Nach Angaben der Energy Information Administration der US-Regierung ist das Ölfeld von Kashagan in Kasachstan das größte Ölfeld außerhalb des Mittleren Ostens und verfügt über die fünftgrößten Reserven der Welt. Das Feld liegt am Nordufer des Kaspischen Meeres nahe der Stadt Atyrau. China hat eine fast 1.000 Kilometer lange Pipeline von Atasu im Nordwesten Kasachstan bis nach Alashankou an der Grenze zur chinesischen Region Xinjiang gebaut, über die Öl vom Kaspischen Meer nach China exportiert wird. Auf chinesischer Seite ist ChinaOil von PetroChina alleiniger Abnehmer des Rohöls. Die Pipeline ist ein Joint Venture von CNPC und Kaztransoil auf kasachischer Seite. Etwa 85.000 Barrel Rohöl aus Kasachstan flossen 2007 täglich durch diese Pipeline. Chinas CNPC ist auch an anderen gemeinsamen Energie-Großprojekten mit Kasachstan beteiligt. Sie alle verlaufen über das Gebiet der Region Xinjiang.
2007 hat die CNPC eine Vereinbarung über Investitionen in Höhe von über zwei Milliarden Dollar für den Bau einer Erdgas-Pipeline von Turkmenistan über Usbekistan und Kasachstan nach China unterzeichnet. Diese Pipeline soll in der Grenzstadt Gedaim zwischen Turkmenistan und Usbekistan beginnen und etwa 1.800 Kilometer durch Usbekistan und Kasachstan nach Horgos in der chinesischen Region Xinjiang führen. Turkmenistan und China haben einen 30-jährigen Liefervertrag für Gas unterzeichnet, das durch die Pipeline transportiert werden soll. CNPC hat zwei besondere Abteilungen gegründet, die für das Upstream-Projekt in Turkmenistan sowie die Entwicklung einer zweiten Pipeline verantwortlich sind, die China von der Region Xinjiang bis nach Südostchina durchqueren und etwa sieben Milliarden Dollar kosten soll.
Neue Ölpipelines von Russland und Kasachstan über Xinjiang nach China sind entweder geplant oder im Bau.
Darüber hinaus laufen Gespräche zwischen Russland und China über den Bau von Erdgas-Pipelines von Ostsibirien über Xinjiang nach China. Die nachgewiesenen Erdgaslager in Ostsibirien enthalten etwa 40 Billionen Kubikmeter Gas, wahrscheinlich gibt es aber noch weitere unentdeckte Lager. Das Erdgasfeld Kovykta könnte China in den nächsten zehn Jahren über eine projektierte Pipeline mit Erdgas versorgen.

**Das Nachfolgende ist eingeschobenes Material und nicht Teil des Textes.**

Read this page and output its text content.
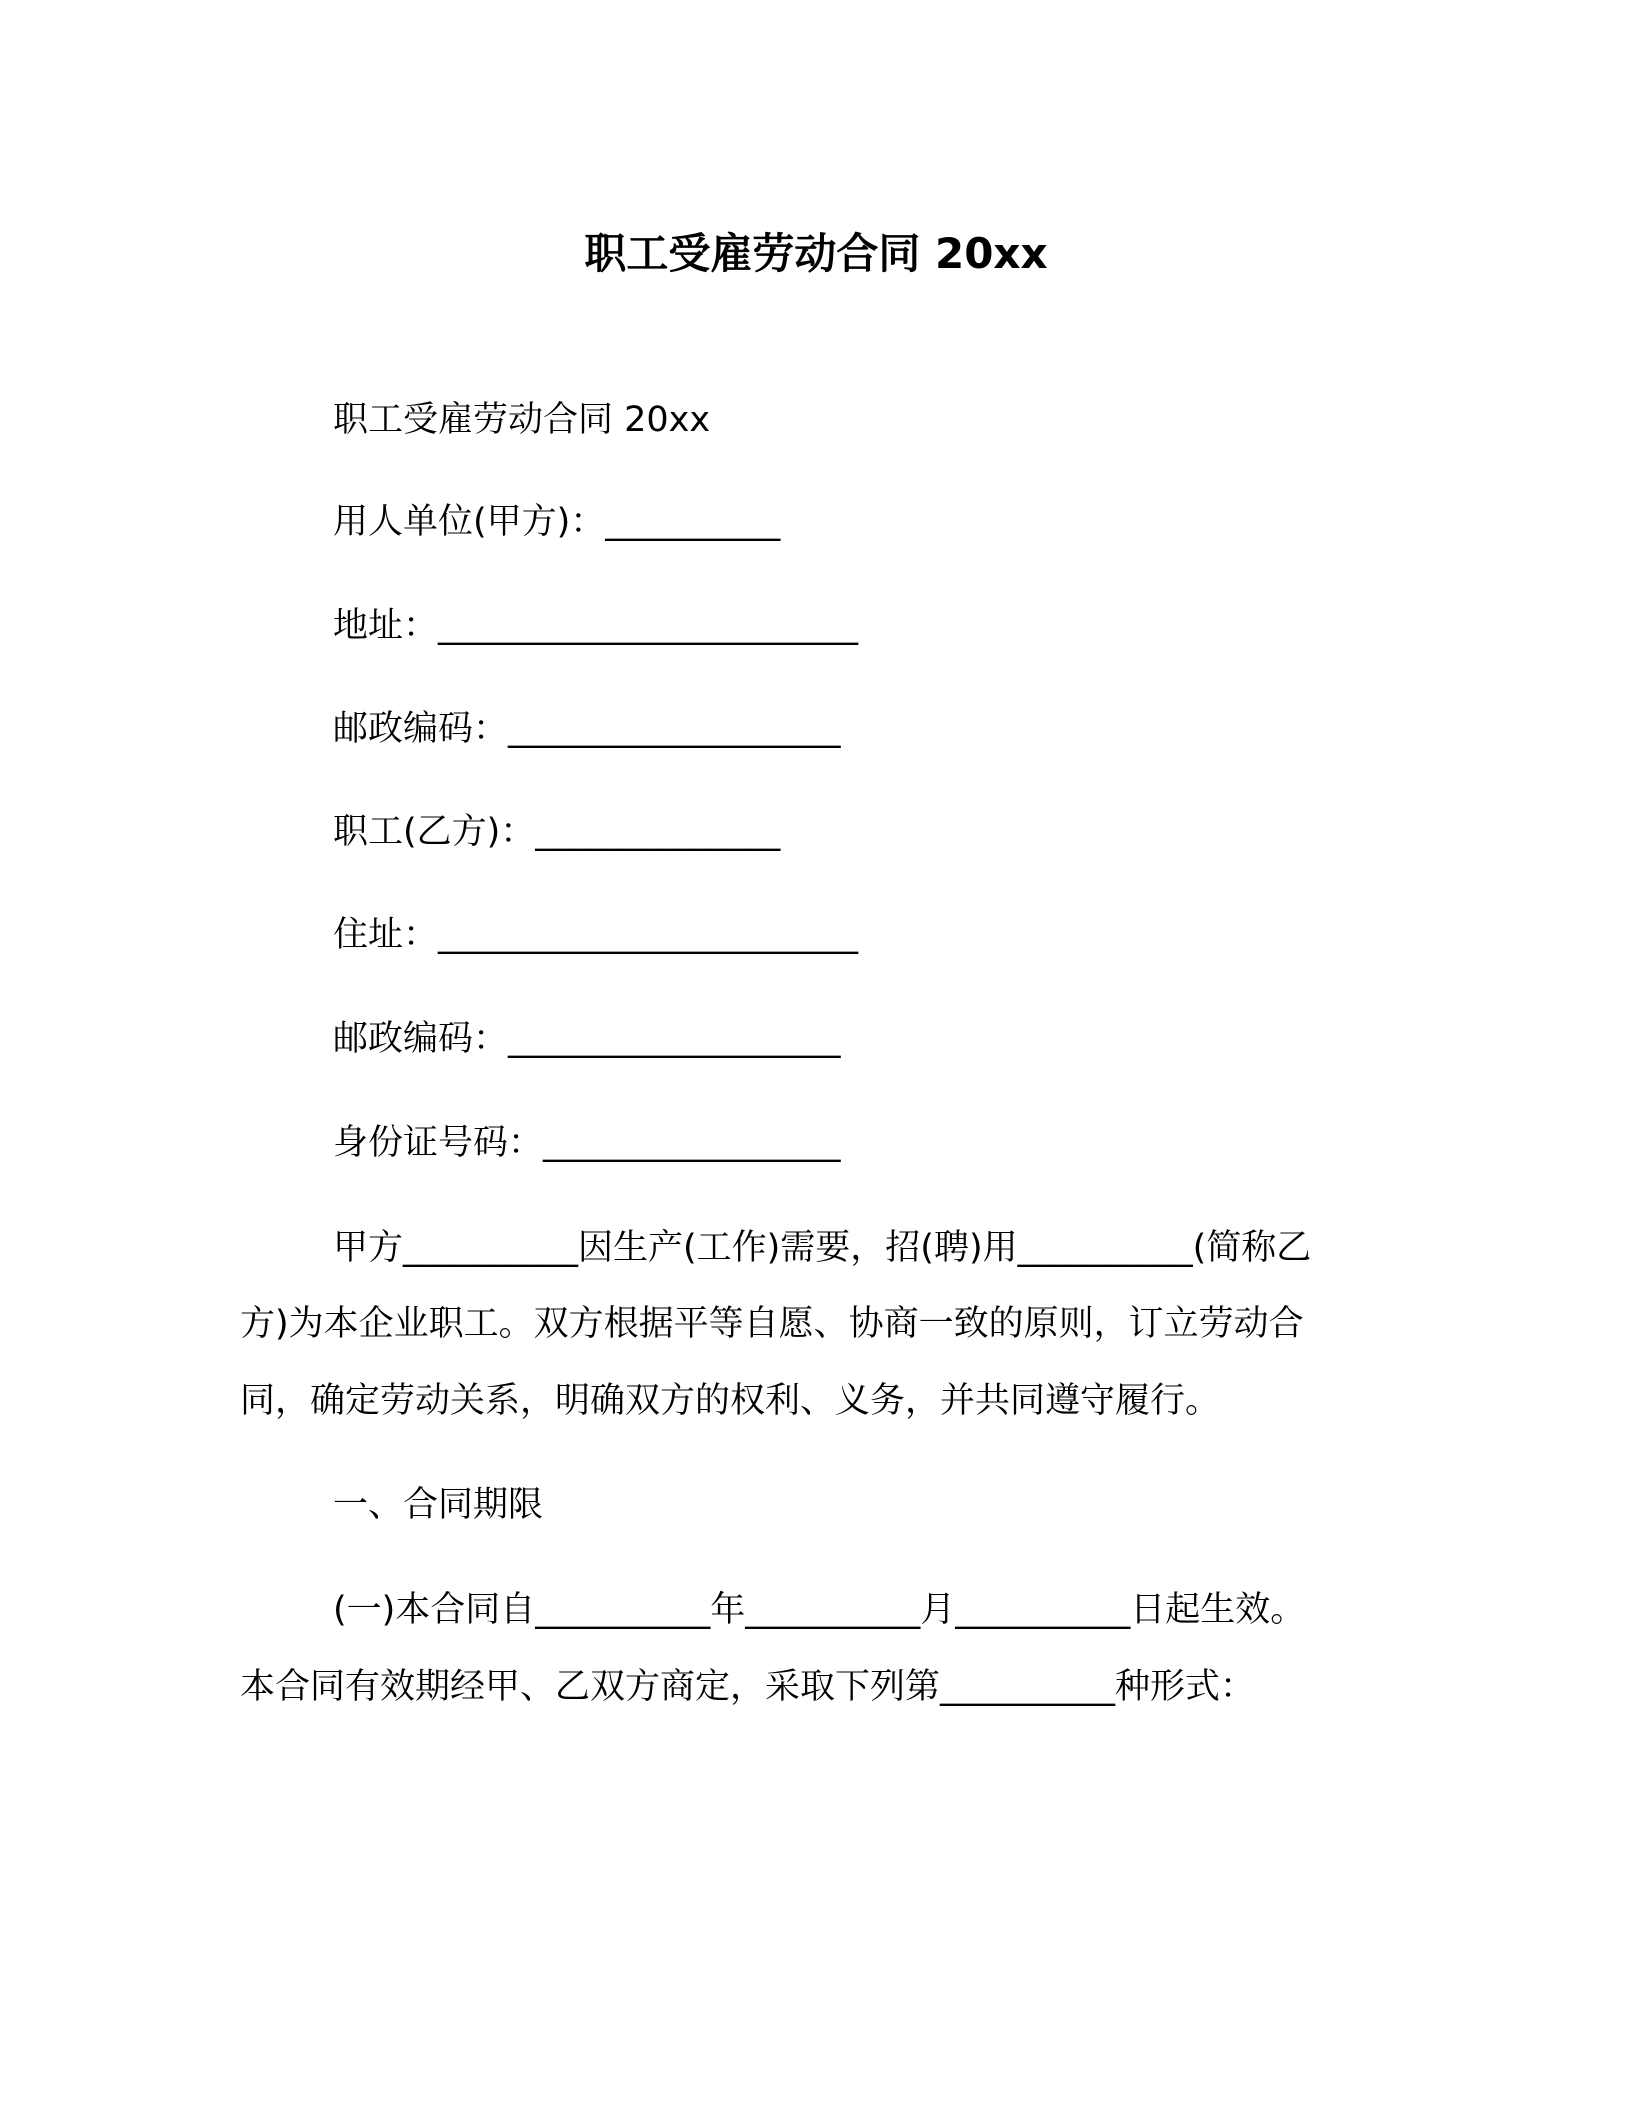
职工受雇劳动合同 20xx
职工受雇劳动合同 20xx
用人单位(甲方)：__________
地址：________________________
邮政编码：___________________
职工(乙方)：______________
住址：________________________
邮政编码：___________________
身份证号码：_________________
甲方__________因生产(工作)需要，招(聘)用__________(简称乙
方)为本企业职工。双方根据平等自愿、协商一致的原则，订立劳动合
同，确定劳动关系，明确双方的权利、义务，并共同遵守履行。
一、合同期限
(一)本合同自__________年__________月__________日起生效。
本合同有效期经甲、乙双方商定，采取下列第__________种形式：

Inmitten der derzeitigen Weltwirtschaftskrise hat Kasachstan von China einen Kredit über zehn Milliarden Dollar erhalten, die Hälfte des Geldes ist für den Öl- und Gassektor vorgesehen. Die Atasu-Alashankou-Pipeline und die Gaspipeline von China nach Zentralasien sind Instrumente zur strategischen »Verbindung« der zentralasiatischen Länder mit China. Der Zusammenhalt in Eurasien, von Russland über Zentralasien bis China, bedeutet für Washington einen geopolitischen Albtraum. Öffentlich würde man es natürlich nie zugeben, aber eine zunehmende Instabilität in Xinjiang wäre für Washington ein idealer Weg, diesen wachsenden Zusammenhalt der Mitgliedsstaaten der Shanghai Cooperation Organization zu schwächen.